How to Find the Perfect Plot for your self-build
For many, finding the perfect plot of land is the start of the home building process but it can be a daunting task for first-timers and those of us who are inexperienced. In reality, there are plenty of people out there ready to help and guide you through the process and the “perfect plot” is determined by only a few key factors. Over the years we’ve worked on loads of different projects on various plots of land so we thought we’d collect together some of the key points that, in our opinion, make the perfect self-build plot.
Set Your Budget
The first stage in the process, as with almost every aspect of building your own home, is to determine your budget. There are various rules of thumb to follow but for most self-build projects the plot of land will command between 20-40% of your total budget. This might seem like a substantial amount but, as we regularly hear from property experts, location is very important and plot prices will vary considerably depending on where in the world (or Northern Ireland if you’re a local reader…) you want to buy and build!
Talk to the Experts
We would recommend talking to experts regardless of your experience but if you’re a first-time buyer (and self-builder) then we would consider this an essential part of the process. Who are these experts? They could be estate agents, architects like us, solicitors, builders or developers. Each profession will have their own thoughts and opinions on what makes the perfect plot of land so talking to as many people as possible will give you a clearer, fuller picture of what exactly you should be looking for.
Analyse the Area
This is where most people actually begin the perfect plot process. As mentioned above, location is extremely important and impacts everything from your own happiness in your new home to the property value, should you ever want to sell in the future. Analysing what you can get, and where, will help you hone in on the perfect plot. Analysis of the surrounding area will also help shape your future project plans alongside your chosen architect. Surrounding buildings, or lack thereof, will most likely impact the design and style of your new home.
As a result of these impacts, you should carefully study your new potential neighbourhood and consider whether or not your self-build project will work there.

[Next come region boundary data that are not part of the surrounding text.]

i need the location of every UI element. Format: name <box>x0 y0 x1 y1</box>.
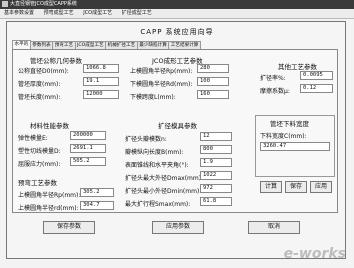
friction-coef-input[interactable]: 0.12 <box>300 84 333 93</box>
max-stroke-label: 最大扩行程Smax(mm): <box>125 201 191 208</box>
expand-heading: 扩径模具参数 <box>158 122 197 130</box>
material-heading: 材料性能参数 <box>30 122 69 130</box>
expansion-rate-input[interactable]: 0.0095 <box>300 71 333 80</box>
save-params-button[interactable]: 保存参数 <box>43 221 95 234</box>
nominal-diameter-label: 公称直径D0(mm): <box>18 68 69 75</box>
watermark-logo: e-works <box>283 246 346 262</box>
menu-item-preform[interactable]: 预弯成型工艺 <box>44 10 74 16</box>
max-diameter-input[interactable]: 1022 <box>200 171 232 180</box>
preform-upper-radius-input[interactable]: 305.2 <box>80 188 114 197</box>
tab-strip: 水平的 参数列表 预弯工艺 JCO成型工艺 机械扩径工艺 最少缺陷计算 工艺结果计算 <box>12 40 201 50</box>
max-diameter-label: 扩径头最大外径Dmax(mm): <box>125 175 204 182</box>
min-diameter-input[interactable]: 972 <box>200 184 232 193</box>
jco-span-label: 下模跨度L(mm): <box>130 94 176 101</box>
max-stroke-input[interactable]: 61.8 <box>200 197 232 206</box>
friction-coef-label: 摩擦系数μ: <box>260 88 290 95</box>
save-button[interactable]: 保存 <box>285 181 307 193</box>
plastic-modulus-label: 塑性切线模量D: <box>18 148 61 155</box>
app-icon <box>2 1 8 7</box>
window-title: 大直径钢管JCO成型CAPP系统 <box>10 1 77 7</box>
jco-lower-radius-input[interactable]: 100 <box>197 77 229 86</box>
preform-upper-radius-label: 上模圆角半径Rp(mm): <box>18 192 81 199</box>
plastic-modulus-input[interactable]: 2691.1 <box>70 144 106 153</box>
cone-angle-input[interactable]: 1.9 <box>200 158 232 167</box>
menu-bar: 基本参数设置 预弯成型工艺 JCO成型工艺 扩径成型工艺 <box>0 9 354 19</box>
width-heading: 管坯下料宽度 <box>270 120 309 128</box>
apply-params-button[interactable]: 应用参数 <box>152 221 204 234</box>
nominal-diameter-input[interactable]: 1066.8 <box>83 64 119 73</box>
jco-span-input[interactable]: 160 <box>197 90 229 99</box>
die-count-label: 扩径头瓣模数n: <box>125 136 167 143</box>
apply-button[interactable]: 应用 <box>310 181 332 193</box>
other-heading: 其他工艺参数 <box>278 63 317 71</box>
tube-thickness-input[interactable]: 19.1 <box>83 77 119 86</box>
jco-lower-radius-label: 下模圆角半径Rd(mm): <box>130 81 193 88</box>
preform-lower-radius-label: 上模圆角半径rd(mm): <box>18 205 79 212</box>
window-title-bar: 大直径钢管JCO成型CAPP系统 <box>0 0 354 9</box>
tube-length-input[interactable]: 12000 <box>83 90 119 99</box>
cancel-button[interactable]: 取消 <box>248 221 300 234</box>
die-length-input[interactable]: 800 <box>200 145 232 154</box>
jco-heading: JCO成形工艺参数 <box>152 57 203 65</box>
elastic-modulus-input[interactable]: 200000 <box>70 131 106 140</box>
panel-title: CAPP 系统应用向导 <box>140 28 214 36</box>
expansion-rate-label: 扩径率%: <box>260 75 286 82</box>
cone-angle-label: 表面锥线和水平夹角(°): <box>125 162 189 169</box>
calc-button[interactable]: 计算 <box>260 181 282 193</box>
preform-heading: 预弯工艺参数 <box>18 179 57 187</box>
preform-lower-radius-input[interactable]: 304.7 <box>80 201 114 210</box>
yield-stress-label: 屈服应力(mm): <box>18 161 61 168</box>
min-diameter-label: 扩径头最小外径Dmin(mm): <box>125 188 202 195</box>
menu-item-basic-params[interactable]: 基本参数设置 <box>4 10 34 16</box>
tube-thickness-label: 管坯厚度(mm): <box>18 81 61 88</box>
blank-width-input[interactable]: 3260.47 <box>260 142 330 151</box>
yield-stress-input[interactable]: 505.2 <box>70 157 106 166</box>
die-count-input[interactable]: 12 <box>200 132 232 141</box>
blank-width-label: 下料宽度C(mm): <box>260 133 307 140</box>
menu-item-expand[interactable]: 扩径成型工艺 <box>122 10 152 16</box>
elastic-modulus-label: 弹性模量E: <box>18 135 48 142</box>
jco-upper-radius-input[interactable]: 280 <box>197 64 229 73</box>
menu-item-jco[interactable]: JCO成型工艺 <box>83 10 112 16</box>
tube-length-label: 管坯长度(mm): <box>18 94 61 101</box>
jco-upper-radius-label: 上模圆角半径Rp(mm): <box>130 68 193 75</box>
die-length-label: 瓣模纵向长度B(mm): <box>125 149 184 156</box>
nominal-heading: 管坯公称几何参数 <box>30 57 82 65</box>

Identify Vehicle and Services Access
Another major factor in determining the perfect plot is to identify vehicle access via main roads and access to key services like water, gas and electric. Without proper vehicle access, the plot is unlikely to get planning permission, if it hasn’t already, as builders won’t have the access they need to carry out their work. Similarly, if the plot doesn’t have proper access to the services and amenities mentioned above you will have to budget for these features to be installed and connected to your future home. Awareness is key here. Identify exactly what the property needs or already has and then make an informed decision from there.
Identify Planning Permissions
Planning permission is a serious issue and we would highly recommend that you never purchase a plot of land under the assumption that planning permission will be granted. There are so many factors at play when undertaking your own self-build project that you should treat planning permission like a “black or white” issue. The plot of land in question either has planning permission or it hasn’t and if it hasn’t then we recommend waiting until everything is officially signed off or moving on to the next plot of land on your list.
Make Your Move
After everything has been thoroughly considered it’s time to make your move. It might seem strange, especially if you’re a first-time self-builder, to commit such a large amount of money to a plot of land and nothing else but this is the first stage of the self-build process. Talk to the experts in your world, make sure the plot ticks as many boxes as possible and then go for it. After that, you can look forward to the design process and eventually be laying those first foundations.